Ovarian localization
Oocyte, Cumulus, Granulosa, Theca, Luteal cells
Comment
Up-regulation of cGMP-specific phosphodiesterase in the porcine cumulus-oocyte complex affects steroidogenesis during in vitro maturation. Sasseville M et al. The 3'5'-cyclic guanosine monophosphate (cGMP) pathway is known to influence ovarian functions, including steroidogenesis, ovulation, and granulosa cell proliferation. We show here that cGMP-phosphodiesterase activity increased in a gonadotropin-dependent manner more than 3-fold in the cumulus-oocyte complex (COC) after 24 hours of in vitro maturation and up to 5-fold after 48 hours. Further characterization of this increase demonstrated that the activity was located primarily in cumulus cells and was sensitive to sildenafil and zaprinast, two inhibitors specific to both type 5 and type 6 phosphodiesterases. Reverse transcription-PCR experiments showed that the mRNAs for cGMP-degrading phosphodiesterases 5A and 6C are present in the COC before and after 30 hours of in vitro maturation. Western blotting confirmed the presence of phosphodiesterase 5A in the COC. Western blotting of phosphodiesterase 6C revealed a significant up-regulation in the COC during in vitro maturation. Isolation and analysis of detergent-resistant membranes suggested that phosphodiesterase 6C protein, along with half of the total sildenafil-sensitive cGMP-degradation activity, is associated with detergent-resistant membrane in the COC after 30 hours of in vitro maturation. Treatment of porcine COC with sildenafil during in vitro maturation caused a significant decrease in gonadotropin-stimulated progesterone secretion. Together, these results constitute the first report exploring the contribution of cGMP-phosphodiesterase activity in mammalian COC, supporting a functional clustering of the enzyme, and providing the first evidence of its role in steroidogenesis.
Follicle stages
Preovulatory, Corpus luteum
Comment
Cyclic GMP Signaling Is Involved in the Luteinizing Hormone-Dependent Meiotic Maturation of Mouse Oocytes.

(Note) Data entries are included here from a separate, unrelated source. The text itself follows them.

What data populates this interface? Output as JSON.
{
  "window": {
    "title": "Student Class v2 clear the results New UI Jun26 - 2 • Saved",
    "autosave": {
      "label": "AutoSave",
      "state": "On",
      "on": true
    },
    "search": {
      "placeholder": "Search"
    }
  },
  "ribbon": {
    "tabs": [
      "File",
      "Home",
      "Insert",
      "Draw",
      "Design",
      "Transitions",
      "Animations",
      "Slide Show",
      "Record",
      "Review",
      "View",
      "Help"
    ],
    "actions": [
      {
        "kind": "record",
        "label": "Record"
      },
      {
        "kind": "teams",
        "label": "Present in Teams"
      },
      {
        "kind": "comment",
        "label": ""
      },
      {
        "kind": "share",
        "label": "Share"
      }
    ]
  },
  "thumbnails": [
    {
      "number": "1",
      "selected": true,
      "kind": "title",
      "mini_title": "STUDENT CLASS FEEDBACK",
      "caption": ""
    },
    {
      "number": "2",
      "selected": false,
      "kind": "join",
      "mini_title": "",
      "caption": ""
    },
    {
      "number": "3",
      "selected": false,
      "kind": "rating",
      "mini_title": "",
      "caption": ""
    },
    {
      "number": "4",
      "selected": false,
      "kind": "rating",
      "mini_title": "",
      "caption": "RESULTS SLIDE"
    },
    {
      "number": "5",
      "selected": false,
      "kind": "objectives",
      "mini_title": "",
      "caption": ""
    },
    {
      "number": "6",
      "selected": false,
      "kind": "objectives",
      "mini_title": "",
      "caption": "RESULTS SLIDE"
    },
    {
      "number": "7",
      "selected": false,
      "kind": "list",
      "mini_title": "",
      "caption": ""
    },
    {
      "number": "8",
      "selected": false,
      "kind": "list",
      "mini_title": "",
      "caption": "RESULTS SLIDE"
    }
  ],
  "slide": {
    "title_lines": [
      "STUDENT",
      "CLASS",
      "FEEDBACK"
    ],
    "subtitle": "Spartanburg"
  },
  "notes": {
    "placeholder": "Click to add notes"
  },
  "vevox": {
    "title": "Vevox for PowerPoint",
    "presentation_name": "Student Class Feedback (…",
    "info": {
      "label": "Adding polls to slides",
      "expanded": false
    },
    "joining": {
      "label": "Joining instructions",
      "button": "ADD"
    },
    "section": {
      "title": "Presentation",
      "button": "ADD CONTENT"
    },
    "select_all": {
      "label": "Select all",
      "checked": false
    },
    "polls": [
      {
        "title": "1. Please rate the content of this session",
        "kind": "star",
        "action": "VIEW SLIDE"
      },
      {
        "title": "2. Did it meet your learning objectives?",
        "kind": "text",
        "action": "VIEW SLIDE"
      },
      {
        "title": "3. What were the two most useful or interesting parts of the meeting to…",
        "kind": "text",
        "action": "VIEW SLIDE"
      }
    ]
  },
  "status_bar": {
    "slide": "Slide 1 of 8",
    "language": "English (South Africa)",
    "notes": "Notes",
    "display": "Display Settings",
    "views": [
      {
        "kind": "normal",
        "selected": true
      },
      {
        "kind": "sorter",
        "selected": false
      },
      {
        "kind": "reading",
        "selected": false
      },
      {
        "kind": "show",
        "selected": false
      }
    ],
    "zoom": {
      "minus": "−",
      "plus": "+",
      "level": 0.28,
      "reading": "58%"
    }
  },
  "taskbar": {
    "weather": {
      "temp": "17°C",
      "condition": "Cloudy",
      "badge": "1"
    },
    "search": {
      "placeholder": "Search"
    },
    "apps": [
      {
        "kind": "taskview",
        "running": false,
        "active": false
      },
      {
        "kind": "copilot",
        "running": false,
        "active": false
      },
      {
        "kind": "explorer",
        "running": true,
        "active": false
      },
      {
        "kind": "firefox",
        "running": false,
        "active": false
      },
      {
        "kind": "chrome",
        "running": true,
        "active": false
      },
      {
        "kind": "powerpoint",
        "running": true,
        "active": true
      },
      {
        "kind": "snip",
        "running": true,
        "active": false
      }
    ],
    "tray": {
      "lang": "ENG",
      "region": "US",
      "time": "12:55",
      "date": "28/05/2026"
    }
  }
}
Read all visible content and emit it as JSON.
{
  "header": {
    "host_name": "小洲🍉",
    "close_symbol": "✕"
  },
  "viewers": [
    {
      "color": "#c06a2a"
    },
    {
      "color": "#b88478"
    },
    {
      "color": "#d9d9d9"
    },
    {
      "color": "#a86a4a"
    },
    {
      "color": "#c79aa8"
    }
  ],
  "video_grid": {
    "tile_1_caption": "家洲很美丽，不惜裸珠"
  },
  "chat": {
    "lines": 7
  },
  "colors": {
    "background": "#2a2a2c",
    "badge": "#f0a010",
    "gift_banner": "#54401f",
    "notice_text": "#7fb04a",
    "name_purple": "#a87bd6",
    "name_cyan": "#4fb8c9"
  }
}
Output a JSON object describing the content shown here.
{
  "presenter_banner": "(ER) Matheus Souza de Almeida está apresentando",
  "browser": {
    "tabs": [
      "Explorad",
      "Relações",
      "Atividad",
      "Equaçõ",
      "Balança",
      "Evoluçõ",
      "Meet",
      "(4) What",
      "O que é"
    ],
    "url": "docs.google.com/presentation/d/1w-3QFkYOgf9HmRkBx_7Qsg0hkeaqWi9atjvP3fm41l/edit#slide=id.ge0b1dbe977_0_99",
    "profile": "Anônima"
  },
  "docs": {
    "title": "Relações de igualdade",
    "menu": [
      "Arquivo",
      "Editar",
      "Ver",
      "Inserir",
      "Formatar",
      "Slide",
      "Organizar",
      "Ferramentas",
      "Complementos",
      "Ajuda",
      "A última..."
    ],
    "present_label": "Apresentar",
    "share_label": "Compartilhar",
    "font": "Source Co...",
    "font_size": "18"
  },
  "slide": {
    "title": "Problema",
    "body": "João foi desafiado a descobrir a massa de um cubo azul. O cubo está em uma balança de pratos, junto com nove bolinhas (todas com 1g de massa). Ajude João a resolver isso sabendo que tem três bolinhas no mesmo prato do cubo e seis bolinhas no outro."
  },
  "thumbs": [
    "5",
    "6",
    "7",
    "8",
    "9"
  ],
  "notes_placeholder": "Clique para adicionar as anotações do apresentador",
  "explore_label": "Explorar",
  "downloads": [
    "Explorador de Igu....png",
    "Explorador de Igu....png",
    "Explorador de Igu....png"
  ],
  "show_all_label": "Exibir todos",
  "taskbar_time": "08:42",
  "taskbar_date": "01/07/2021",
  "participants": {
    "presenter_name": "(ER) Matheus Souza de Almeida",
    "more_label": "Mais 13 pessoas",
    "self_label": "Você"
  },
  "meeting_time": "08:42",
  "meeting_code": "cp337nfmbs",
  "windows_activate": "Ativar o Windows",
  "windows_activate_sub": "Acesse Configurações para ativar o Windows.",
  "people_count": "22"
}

Vaccari S et al. It is well established that cAMP signaling is an important regulator of the oocyte meiotic cell cycle. Conversely, the function of cGMP during oocyte maturation is less clear. Here, we evaluated the expression of cGMP-hydrolyzing phosphodiesterases (PDEs) in the somatic and germ cell compartments of the mouse ovarian follicle and demonstrate that PDE5 is preferentially expressed in somatic cells. Cyclic GMP is a potent inhibitor of cAMP hydrolysis from oocyte extracts with an IC50 of 97 nM. LH stimulation of cultured preovulatory follicles results in a marked decrease in cGMP content and a nadir is reached in 1.5 h; similarly, oocyte cGMP levels decrease after gonadotropin stimulation in vivo. The LH-dependent decrease in cGMP requires activation of the EGF network. Treatment of follicles with a PDE5 inhibitor increases cGMP in the follicle well above unstimulated levels. Although LH causes a decrease in cGMP in follicles preincubated with PDE5 inhibitors, the levels of this nucleotide remain above unstimulated levels. Under these conditions of elevated cGMP, LH stimulation does not cause oocyte maturation after 5 h of incubation. Microinjection of a cGMP-specific PDE into oocytes causes meiotic maturation of wild type oocytes, suggesting that an intra-oocyte pool of cGMP is involved in the maintenance of meiotic arrest. This effect is absent in PDE3A-deficient oocytes. Together, these findings provide evidence that cGMP and cAMP signaling cooperate in maintaining meiotic arrest via regulation of PDE3A, and that a decrease in cGMP in the somatic compartment is one of the signals contributing to meiotic maturation.